И тут Устин побежал. Он спотыкался, подскакивал, ему казалось даже, что он целыми саженями летит по воздуху, раскинув руки, наподобие большой черной птицы в старом своем подряснике, и даже странно было, что ноги опять касаются земли. Наконец он таки шлепнулся – именно тогда, когда господин с фонарем, услышав его бег, развернулся и, поставив фонарь на землю, пошел к нему, что-то быстро добывая из-под полы длинного кафтана.

Оказавшись в грязи, Устин зашарил руками, чтобы опереться, руки скользили, подвернулось круглое, он ухватился. И, встав на колено, потянул находку вверх.

Он даже не удивился, поняв, что держится за здоровый дрын, мало чем поменьше оглобли. И, осознав в этом помощь ангела своего хранителя, Устин более не задумывался.

Перехватив грязный дрын поудобнее, он побежал к господину, чьи очертания виден вполне ясно – фонарь горел за спиной у этого человека.
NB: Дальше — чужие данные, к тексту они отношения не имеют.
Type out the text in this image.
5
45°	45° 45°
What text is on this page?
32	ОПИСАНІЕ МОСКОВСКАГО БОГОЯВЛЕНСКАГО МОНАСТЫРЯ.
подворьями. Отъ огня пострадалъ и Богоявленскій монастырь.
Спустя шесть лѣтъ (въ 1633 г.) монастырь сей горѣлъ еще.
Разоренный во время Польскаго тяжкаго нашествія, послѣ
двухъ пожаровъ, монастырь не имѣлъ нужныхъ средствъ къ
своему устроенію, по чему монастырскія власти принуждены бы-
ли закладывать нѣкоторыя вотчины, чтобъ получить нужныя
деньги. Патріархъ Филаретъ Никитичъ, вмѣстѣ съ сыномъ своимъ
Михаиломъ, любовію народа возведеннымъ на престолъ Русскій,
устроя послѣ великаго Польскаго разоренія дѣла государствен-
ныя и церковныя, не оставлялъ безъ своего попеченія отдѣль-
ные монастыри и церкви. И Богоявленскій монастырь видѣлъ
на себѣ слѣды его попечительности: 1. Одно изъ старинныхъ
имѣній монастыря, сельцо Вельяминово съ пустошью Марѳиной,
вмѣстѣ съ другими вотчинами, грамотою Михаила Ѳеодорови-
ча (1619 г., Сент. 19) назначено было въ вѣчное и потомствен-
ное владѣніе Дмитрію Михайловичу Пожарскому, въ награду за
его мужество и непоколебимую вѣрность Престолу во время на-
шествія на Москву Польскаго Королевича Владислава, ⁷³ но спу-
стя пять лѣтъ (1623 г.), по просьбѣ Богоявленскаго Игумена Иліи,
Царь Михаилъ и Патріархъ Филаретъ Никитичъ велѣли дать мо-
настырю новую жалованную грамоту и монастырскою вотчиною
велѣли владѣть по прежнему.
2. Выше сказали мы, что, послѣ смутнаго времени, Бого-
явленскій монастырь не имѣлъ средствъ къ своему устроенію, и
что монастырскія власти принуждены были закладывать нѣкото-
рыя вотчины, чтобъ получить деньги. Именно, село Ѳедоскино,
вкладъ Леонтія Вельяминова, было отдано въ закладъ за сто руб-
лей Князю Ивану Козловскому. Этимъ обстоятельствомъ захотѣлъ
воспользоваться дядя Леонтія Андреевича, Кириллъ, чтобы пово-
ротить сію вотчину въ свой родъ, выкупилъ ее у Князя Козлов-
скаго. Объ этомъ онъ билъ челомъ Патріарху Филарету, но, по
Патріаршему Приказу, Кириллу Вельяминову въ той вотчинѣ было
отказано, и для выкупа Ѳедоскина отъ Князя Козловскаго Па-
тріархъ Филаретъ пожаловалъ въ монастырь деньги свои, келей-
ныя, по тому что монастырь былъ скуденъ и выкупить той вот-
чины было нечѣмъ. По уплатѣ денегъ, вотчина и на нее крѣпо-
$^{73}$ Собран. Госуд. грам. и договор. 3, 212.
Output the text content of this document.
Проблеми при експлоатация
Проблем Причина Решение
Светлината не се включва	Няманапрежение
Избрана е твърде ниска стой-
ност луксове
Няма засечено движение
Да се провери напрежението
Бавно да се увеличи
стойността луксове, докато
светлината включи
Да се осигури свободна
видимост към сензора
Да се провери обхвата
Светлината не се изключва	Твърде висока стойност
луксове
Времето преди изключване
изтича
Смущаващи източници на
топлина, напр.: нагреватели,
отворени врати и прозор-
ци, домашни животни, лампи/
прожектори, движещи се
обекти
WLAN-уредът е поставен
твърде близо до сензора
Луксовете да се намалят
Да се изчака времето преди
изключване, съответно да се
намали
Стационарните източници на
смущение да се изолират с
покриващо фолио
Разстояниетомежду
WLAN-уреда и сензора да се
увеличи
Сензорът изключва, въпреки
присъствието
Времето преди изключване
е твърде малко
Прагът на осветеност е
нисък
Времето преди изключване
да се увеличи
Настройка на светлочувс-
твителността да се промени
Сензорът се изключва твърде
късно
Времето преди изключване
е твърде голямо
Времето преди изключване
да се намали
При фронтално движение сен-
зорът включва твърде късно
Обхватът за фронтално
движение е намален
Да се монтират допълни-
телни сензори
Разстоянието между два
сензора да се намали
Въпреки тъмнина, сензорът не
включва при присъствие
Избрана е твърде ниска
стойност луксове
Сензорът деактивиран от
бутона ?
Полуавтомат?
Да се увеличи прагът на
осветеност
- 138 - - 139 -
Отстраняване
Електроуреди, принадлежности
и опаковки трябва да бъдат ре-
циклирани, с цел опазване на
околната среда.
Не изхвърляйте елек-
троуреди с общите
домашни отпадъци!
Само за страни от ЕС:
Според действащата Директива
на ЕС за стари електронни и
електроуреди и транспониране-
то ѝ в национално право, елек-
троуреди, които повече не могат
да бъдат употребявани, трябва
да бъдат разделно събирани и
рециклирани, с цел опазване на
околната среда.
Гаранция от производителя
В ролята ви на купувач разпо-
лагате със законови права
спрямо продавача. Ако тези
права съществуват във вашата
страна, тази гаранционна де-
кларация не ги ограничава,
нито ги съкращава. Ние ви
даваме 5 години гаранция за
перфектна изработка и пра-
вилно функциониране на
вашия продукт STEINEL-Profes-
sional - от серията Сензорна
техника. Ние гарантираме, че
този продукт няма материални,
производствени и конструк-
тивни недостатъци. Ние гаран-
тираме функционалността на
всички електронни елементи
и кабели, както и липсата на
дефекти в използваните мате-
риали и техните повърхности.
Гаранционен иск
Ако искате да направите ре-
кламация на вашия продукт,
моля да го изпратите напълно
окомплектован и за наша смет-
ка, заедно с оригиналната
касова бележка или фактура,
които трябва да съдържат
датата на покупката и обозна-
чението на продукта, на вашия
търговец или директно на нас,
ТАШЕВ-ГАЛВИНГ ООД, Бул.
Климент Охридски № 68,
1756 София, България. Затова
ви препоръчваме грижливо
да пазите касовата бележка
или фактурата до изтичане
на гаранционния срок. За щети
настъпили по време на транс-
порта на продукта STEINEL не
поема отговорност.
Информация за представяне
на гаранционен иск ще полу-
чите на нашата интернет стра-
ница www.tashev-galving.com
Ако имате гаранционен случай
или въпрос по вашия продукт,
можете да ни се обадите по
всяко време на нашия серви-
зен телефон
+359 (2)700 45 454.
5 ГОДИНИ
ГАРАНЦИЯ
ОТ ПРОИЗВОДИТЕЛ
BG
Не задавая вопросов, не призывая к христианскому обхождению с телом и даже не задумавшись, что у господина такое в правой руке, Устин с разбега нанес своим грязным дрыном сокрушительный удар. И кабы этот удар достиг головы противника – тут же противник и испустил бы дух.

Но Устин опять поскользнулся, что его и спасло.

Противник, уже поднырнувший под страшное орудие с умением и легкостью хорошего фехтовальщика, не поразил Устина длинным ножом – он тоже промахнулся.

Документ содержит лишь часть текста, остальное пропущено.